Luiz Carlos Barreto, um dos protagonistas mais influentes na história do cinema brasileiro, faleceu na quarta-feira (22), aos 98 anos, no Rio de Janeiro. Esta perda marca o fim de uma era para todos que admiram o cinema nacional. Conhecido como Barretão, ele deixou um legado que abrange diversas gerações, fazendo com que suas contribuições ao audiovisual sejam lembradas e celebradas.
A confirmação da morte veio através de familiares. Barreto estava internado no Hospital Copa Star e enfrentava sérios problemas de saúde desde 2024, após uma queda que ocorreu durante uma viagem ao Ceará. A causa exata do falecimento não foi divulgada, mas seu estado de saúde já era delicado.
Nascido em Sobral, no Ceará, em 1928, Luiz Carlos Barreto iniciou sua carreira no jornalismo. Antes de se dedicar ao cinema, atuou como repórter e fotógrafo na conhecida revista “O Cruzeiro”, onde começou a desenvolver seu amor pelas artes visuais.
Influência no Cinema Novo
A conexão de Barreto com o cinema se intensificou no auge do Cinema Novo, um movimento que revolucionou a linguagem cinematográfica brasileira. Durante essa época, ele colaborou com grandes nomes do cinema, incluindo Glauber Rocha e Nelson Pereira dos Santos. Barretão teve um papel crucial na formação de um estilo que refletia a realidade social do Brasil.
Como diretor de fotografia, ele fez parte de projetos icônicos, como “Vidas Secas” (1963) e “Terra em Transe” (1967). Seu talento para capturar a essência da vida brasileira ajudou a solidificar a identidade visual de filmes que traziam à tona críticas sociais importantes.
Em 1963, ao lado de sua esposa, Lucy Barreto, fundou a produtora L.C. Barreto, que se tornaria uma das mais respeitadas do Brasil. Com esta produtora, Barreto esteve envolvido em uma infinidade de longas-metragens e coproduções que contribuíram significativamente para o cinema nacional.
Contribuições e Legado
Luiz Carlos Barreto foi responsável por uma série de clássicos do cinema brasileiro, sendo produtor de filmes que marcaram época, como “Bye Bye Brasil”, “Memórias do Cárcere”, “O Quatrilho”, “O Que É Isso, Companheiro?” e “Dona Flor e Seus Dois Maridos”. Esses títulos não só conquistaram prêmios, mas também alcançaram sucesso de público e crítica, configurando-se como ícones do audiovisual brasileiro.
Um dos seus maiores sucessos, “Dona Flor e Seus Dois Maridos”, dirigido por seu filho Bruno Barreto, solidificou ainda mais a influência da família Barreto no cinema brasileiro.

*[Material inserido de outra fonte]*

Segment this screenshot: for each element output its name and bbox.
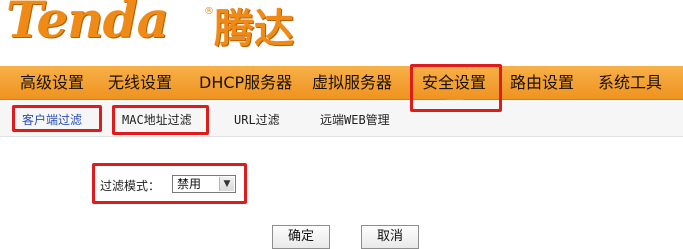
nav-wireless-settings[interactable]: 无线设置 <box>108 66 172 99</box>
subnav-remote-web-management[interactable]: 远端WEB管理 <box>320 111 390 128</box>
nav-dhcp-server[interactable]: DHCP服务器 <box>199 66 292 99</box>
header-logo-area: Tenda ® 腾达 <box>0 0 683 64</box>
cancel-button[interactable]: 取消 <box>361 225 419 249</box>
highlight-box-client-filter <box>12 105 102 132</box>
registered-mark: ® <box>204 6 214 17</box>
tenda-logo-chinese: 腾达 <box>214 6 294 52</box>
ok-button[interactable]: 确定 <box>272 225 330 249</box>
subnav-url-filter[interactable]: URL过滤 <box>234 111 280 128</box>
tenda-logo: Tenda <box>6 0 169 49</box>
highlight-box-security-settings <box>410 64 502 112</box>
nav-advanced-settings[interactable]: 高级设置 <box>20 66 84 99</box>
main-nav: 高级设置 无线设置 DHCP服务器 虚拟服务器 安全设置 路由设置 系统工具 <box>0 66 683 100</box>
nav-routing-settings[interactable]: 路由设置 <box>510 66 574 99</box>
highlight-box-filter-mode <box>92 163 247 204</box>
sub-nav: 客户端过滤 MAC地址过滤 URL过滤 远端WEB管理 <box>0 100 683 137</box>
nav-virtual-server[interactable]: 虚拟服务器 <box>312 66 392 99</box>
highlight-box-mac-filter <box>112 105 209 135</box>
nav-system-tools[interactable]: 系统工具 <box>598 66 662 99</box>
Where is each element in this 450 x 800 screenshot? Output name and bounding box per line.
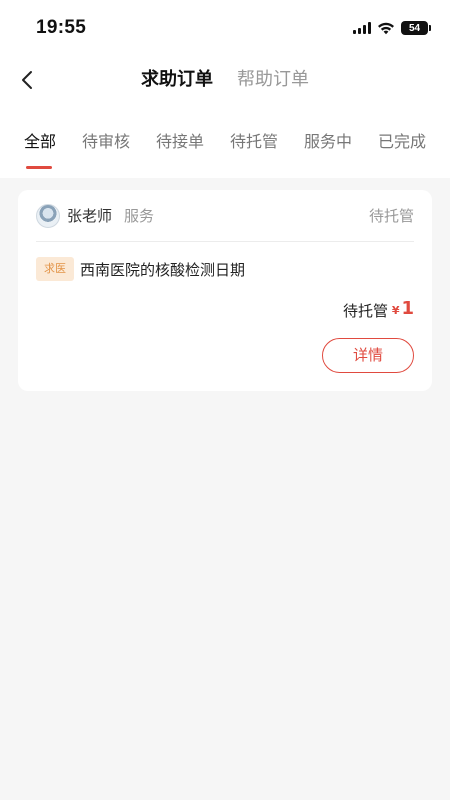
filter-tab-all[interactable]: 全部 <box>24 128 56 152</box>
card-divider <box>36 241 414 242</box>
tab-helping-orders[interactable]: 帮助订单 <box>225 66 321 94</box>
tab-help-request-orders[interactable]: 求助订单 <box>129 66 225 94</box>
order-status-header: 待托管 <box>368 207 414 225</box>
filter-tab-in-service[interactable]: 服务中 <box>304 128 352 152</box>
battery-level: 54 <box>408 22 421 34</box>
filter-tab-completed[interactable]: 已完成 <box>378 128 426 152</box>
avatar <box>36 204 60 228</box>
screen: 19:55 54 求助订单 帮助订单 全部 待审核 待接单 待托管 服务中 已完… <box>0 0 450 800</box>
order-title: 西南医院的核酸检测日期 <box>80 261 246 279</box>
status-bar: 19:55 54 <box>0 0 450 56</box>
status-icons: 54 <box>353 20 431 36</box>
status-time: 19:55 <box>36 17 87 38</box>
nav-bar: 求助订单 帮助订单 <box>0 56 450 104</box>
currency-symbol: ¥ <box>391 304 400 317</box>
filter-tab-pending-review[interactable]: 待审核 <box>82 128 130 152</box>
wifi-icon <box>377 21 395 35</box>
battery-icon: 54 <box>401 21 431 35</box>
order-card[interactable]: 张老师 服务 待托管 求医 西南医院的核酸检测日期 待托管 ¥1 详情 <box>18 190 432 391</box>
order-type-tag: 求医 <box>36 257 74 281</box>
detail-button[interactable]: 详情 <box>322 338 414 373</box>
cellular-signal-icon <box>353 22 371 34</box>
service-label: 服务 <box>124 207 155 225</box>
user-name: 张老师 <box>67 207 113 225</box>
order-price: ¥1 <box>392 298 414 319</box>
card-header: 张老师 服务 待托管 <box>18 190 432 242</box>
order-status: 待托管 <box>342 302 388 320</box>
order-amount: 1 <box>401 298 414 319</box>
filter-tab-pending-escrow[interactable]: 待托管 <box>230 128 278 152</box>
filter-tab-pending-accept[interactable]: 待接单 <box>156 128 204 152</box>
active-tab-indicator <box>26 166 52 169</box>
filter-bar: 全部 待审核 待接单 待托管 服务中 已完成 <box>0 104 450 178</box>
nav-tabs: 求助订单 帮助订单 <box>0 66 450 94</box>
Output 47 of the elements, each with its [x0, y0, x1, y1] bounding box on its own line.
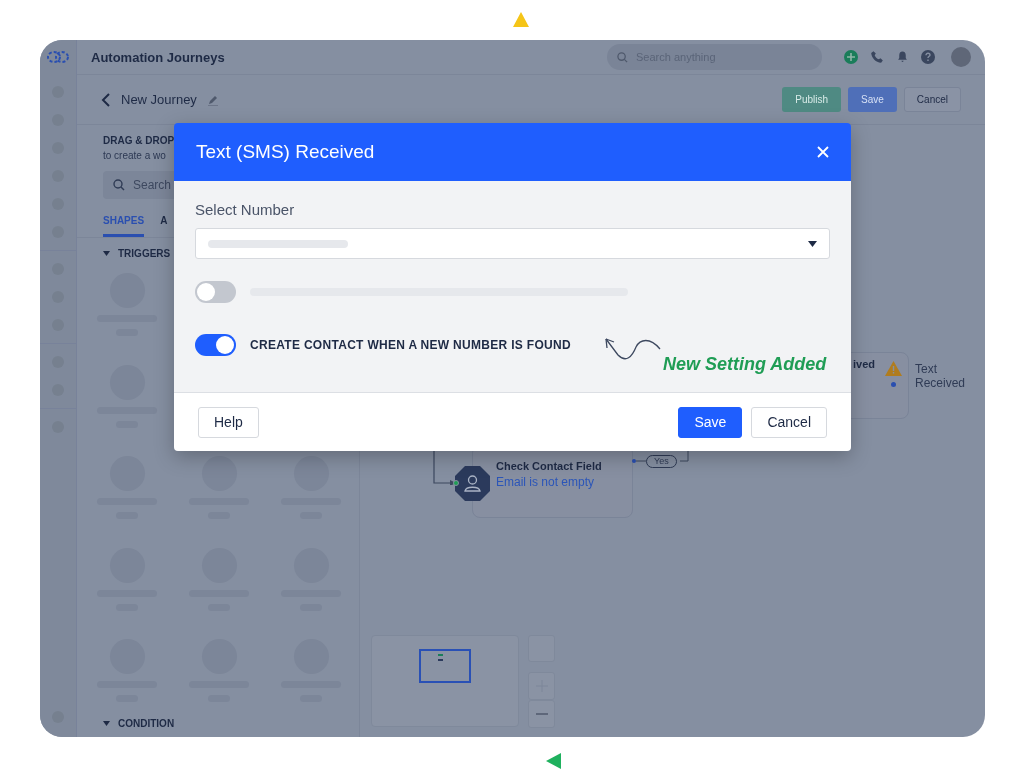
- app-title: Automation Journeys: [91, 49, 226, 65]
- number-dropdown[interactable]: [195, 228, 830, 259]
- toggle-label: CREATE CONTACT WHEN A NEW NUMBER IS FOUND: [250, 338, 571, 352]
- dialog-title: Text (SMS) Received: [196, 141, 375, 163]
- port-dot: [453, 480, 459, 486]
- panel-heading: DRAG & DROP: [102, 135, 175, 146]
- node-label: Text Received: [915, 362, 967, 390]
- phone-icon[interactable]: [870, 50, 884, 64]
- toggle-switch[interactable]: [195, 334, 236, 356]
- journey-title: New Journey: [121, 92, 197, 107]
- panel-tab[interactable]: SHAPES: [103, 215, 145, 237]
- field-label: Select Number: [195, 201, 296, 218]
- port-dot: [891, 382, 896, 387]
- help-icon[interactable]: [921, 50, 935, 64]
- section-toggle[interactable]: CONDITION: [77, 718, 359, 737]
- help-button[interactable]: Help: [198, 406, 259, 438]
- section-toggle[interactable]: TRIGGERS: [77, 238, 359, 259]
- save-button[interactable]: Save: [848, 87, 897, 112]
- triangle-icon: [546, 753, 561, 769]
- triangle-icon: [513, 12, 529, 27]
- node-title: ived: [853, 358, 875, 370]
- zoom-out-button[interactable]: [528, 700, 555, 728]
- avatar[interactable]: [951, 47, 971, 67]
- cancel-button[interactable]: Cancel: [751, 406, 827, 438]
- minus-icon: [535, 713, 548, 715]
- node-subtitle: Email is not empty: [496, 475, 595, 489]
- panel-subtitle: to create a wo: [103, 150, 166, 161]
- bell-icon[interactable]: [896, 50, 909, 64]
- search-icon: [617, 51, 628, 63]
- caret-icon: [808, 240, 817, 247]
- search-icon: [113, 179, 125, 191]
- add-icon[interactable]: [844, 50, 858, 64]
- close-button[interactable]: [817, 146, 829, 158]
- user-icon: [455, 466, 490, 501]
- warning-icon: [885, 361, 902, 376]
- viewport-frame: [419, 649, 471, 683]
- toggle-switch[interactable]: [195, 281, 236, 303]
- publish-button[interactable]: Publish: [782, 87, 842, 112]
- annotation: New Setting Added: [663, 354, 827, 375]
- connector-line: [631, 451, 691, 463]
- logo-icon: [46, 50, 70, 64]
- cancel-button[interactable]: Cancel: [903, 87, 961, 112]
- save-button[interactable]: Save: [678, 406, 743, 438]
- node-title: Check Contact Field: [496, 460, 602, 472]
- back-icon[interactable]: [101, 92, 111, 107]
- pencil-icon[interactable]: [206, 93, 219, 106]
- panel-tab[interactable]: A: [160, 215, 168, 237]
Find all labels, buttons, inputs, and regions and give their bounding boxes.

Esse filme se transformou em um marco na indústria, atraindo grandes audiências e se tornando um filme referencial para novas gerações de cineastas.
Além da popularidade, os projetos de Barreto também foram sustentados por um forte compromisso em contar histórias verdadeiramente brasileiras. Ele acompanhou o desenvolvimento do cinema nacional ao longo das décadas, desde o auge do Cinema Novo até a retomada nos anos 1990, quando o Brasil passou a produzir mais filmes com um espaço cada vez maior nas telas internacionais.
O Legado de Barretão
Barretão, como era carinhosamente conhecido, não deixará apenas filmes memoráveis, mas também um impacto profundo na forma como o cinema brasileiro é visto e promovido. Ele deixa a esposa, Lucy Barreto, e seus filhos Paula e Bruno Barreto, além de netos que continuarão a carregar o nome da família na indústria cinematográfica.
Ainda não foram divulgadas informações sobre o velório e o sepultamento de Luiz Carlos Barreto, mas a lembrança de sua contribuição ao cinema brasileiro certamente permanecerá viva nas obras que ajudou a criar. A perda de Barretão é sentida não apenas pelos familiares e amigos, mas por toda uma nação que se apaixonou pelas histórias que ele ajudou a contar.